Group connection: In the group associative mapping mode, the cache is divided into 2^k groups, and the memory is divided into u*2^k groups (a positive multiple of the number of memory groups). A direct connection is used between the memory group and the cache group, and a full connection is used with each block in the group. In other words, the m th group of the main memory can only be mapped to the cache group j=m mod 2^k, but the cache block in the memory m group can be mapped to any block in the cache j group. As shown below
Group connection is actually a compromise between cost and efficiency, and it is also the most commonly used connection method for mainstream CPUs such as Intel and ARM.
Derivative problems caused by the cache mapping strategy: Since the most used cache strategy is group connection, and because each block in the group is connected, group connection is generally a greedy strategy, that is, if there are other free spaces in the cached group The CPU cache will also map other blocks in the memory group involved in this scheduling to the cache, because such an operation hardly needs to pay extra time cost. That is to say, adjacent memory data in the memory is likely to be mapped into the cache at the same time.
This will also lead to an interesting inference. When you use a[i][j] to traverse one-dimensional data, its efficiency is far adjusted to a[j][i]
for (i=0,i++,i<len1)
{
for (j=0,j++,j<len2)
{
print(a[i][j];
}
}That is, the execution efficiency of the above code is much higher than the following one,
for (i=0,i++,i<len1)
{
for (j=0,j++,j<len2)
{
print(a[j][i];
}
}The reason here is also very simple, because the rows of the two-dimensional array are continuously distributed in the memory, so when the code reads a[i][j], a[i][j+1], a[i][ j+2] is actually likely to be mapped into the cache by the CPU, but a[j][i] and a[j+1][i] are not continuous in the memory, so when reading a[j][i] a[j+1][i] is unlikely to be read from the cache, and because the cache is much faster than the memory, it will cause such a strange phenomenon.
In the actual production environment, a similar phenomenon will also occur. When the number of concurrency is too high, the CPU cannot process continuous message requests, and continuous context switching is required to ensure that each message is read from the memory first to avoid network card problems. A buffer overflow exception occurred. When the CPU is constantly switching contexts, the continuous remapping of the cache will also greatly affect the execution efficiency of the CPU. This is also one of the important reasons for the avalanche damage of the system.

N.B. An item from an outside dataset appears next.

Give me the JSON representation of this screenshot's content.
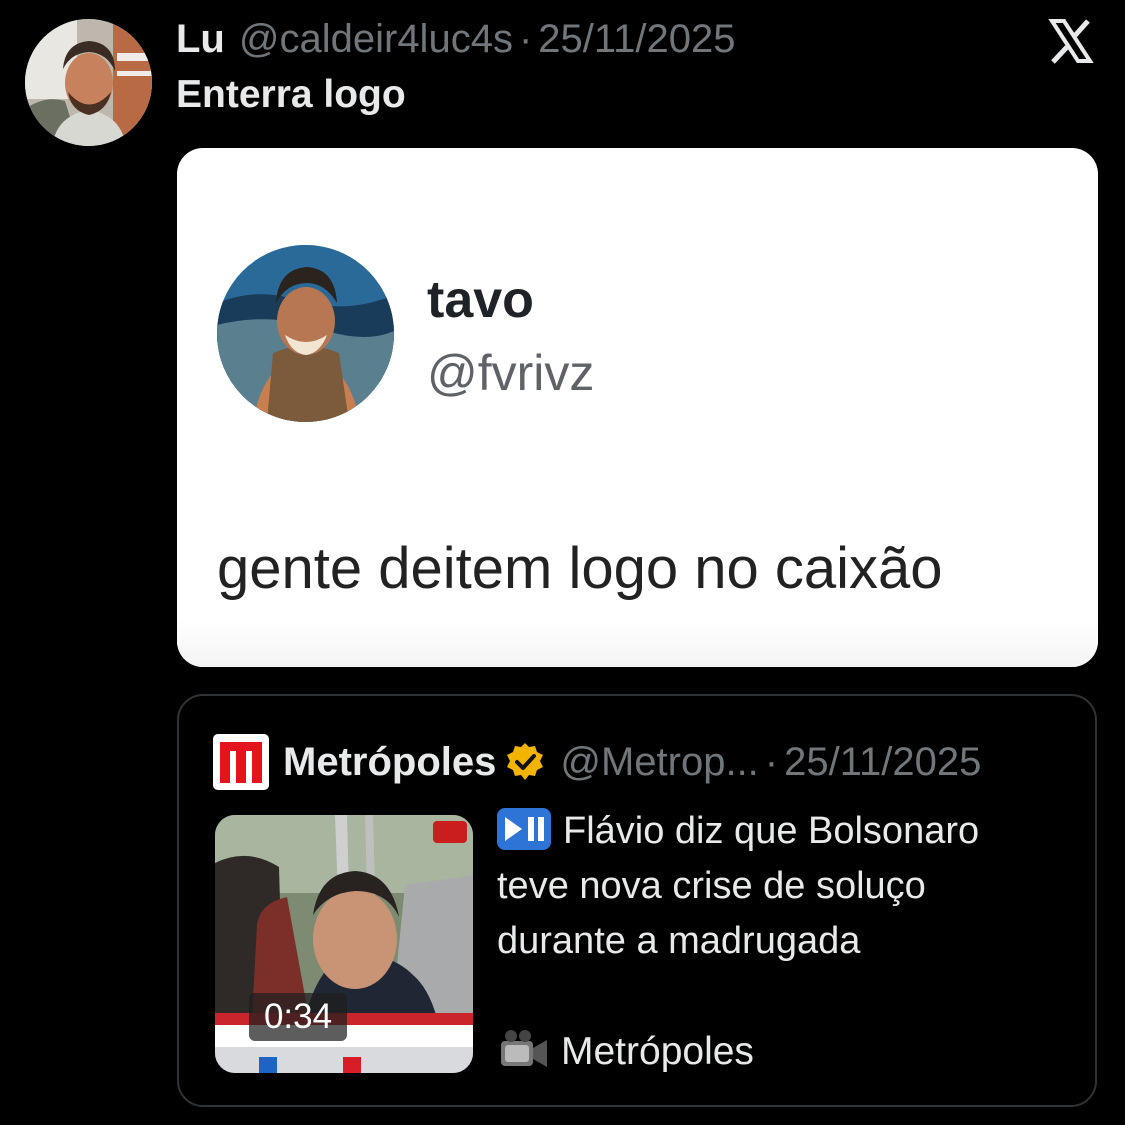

The above is the underlying mechanism of the system avalanche that I have summarized in recent years. Of course, if you want to quickly solve the production problem, it is definitely the skill of ten minutes on stage and ten years of work off stage. This article will first explain the CPU-related mechanism issues. Discuss the underlying mechanism of memory management. The next preliminary plan is a special case specifically for Redis. It also helps CSDN solve possible Redis problems. I hope that through this series of blogs, readers can quickly accumulate experience and become possible as soon as possible. An old expert who quickly solves intractable diseases.